Thif se tut. Décidément, Sulok avait changé. Il mettait la barre très haute concernant la santé de l’équipage, si haute que Thif avait presque le vertige à l’idée des heures qu’ils allaient devoir passer sur des échantillons dans le laboratoire. Lors de ses études à l’Académie, l’un des devoirs les plus importants pour les examens finaux avait été une étude de cas personnalisée et très poussée. Il avait passé une grande partie de l’année scolaire à cette étude. Que Sulok en fasse une procédure standard à bord montrait à Thif à quel point le médecin vulcain n’avait plus l’intention de laisser quoi que ce soit au hasard. Il serait irréprochable, et Thif allait devoir suivre le rythme.

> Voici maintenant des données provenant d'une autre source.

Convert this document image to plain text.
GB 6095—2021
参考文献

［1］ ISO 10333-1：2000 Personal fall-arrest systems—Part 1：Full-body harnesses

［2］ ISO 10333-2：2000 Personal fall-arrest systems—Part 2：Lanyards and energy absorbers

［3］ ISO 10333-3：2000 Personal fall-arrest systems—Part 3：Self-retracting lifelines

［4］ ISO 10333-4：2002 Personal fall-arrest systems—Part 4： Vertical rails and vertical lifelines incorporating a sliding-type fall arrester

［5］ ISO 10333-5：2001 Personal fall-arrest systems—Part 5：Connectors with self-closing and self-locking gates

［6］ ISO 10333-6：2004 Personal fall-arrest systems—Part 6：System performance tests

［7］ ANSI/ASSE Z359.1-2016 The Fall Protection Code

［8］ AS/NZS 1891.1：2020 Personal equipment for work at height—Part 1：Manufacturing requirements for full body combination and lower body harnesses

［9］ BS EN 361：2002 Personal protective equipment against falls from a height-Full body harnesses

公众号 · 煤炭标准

Penché au-dessus d’un plan de travail, l’Andorien injecta la solution dans une seringue hypodermique. Quand il se retourna vers Sulok, le lit médical de celui-ci était vide.
– Docteur ? DOCTEUR ?
Thif se jeta sur l’intercom.
– Passerelle, ici l’infirmerie, le docteur Sulok a disparu ! Passerelle, vous m’entendez ? Répondez, s’il vous plaît ! Salle des machines ? Mess ? Allô, quelqu’un ?
Au bord de la panique, Thif se colla au mur. Où étaient-ils tous passés ? Qu’allait-il lui arriver ?
Il vit sa peur reflétée dans un miroir sur le mur d’en face. L’incrédulité remplaça la peur quand son reflet devint transparent et que sa vue se brouilla.
Le Baltimore était désormais un vaisseau fantôme. Aussi mort que l’était l’avant-poste de la Fédération.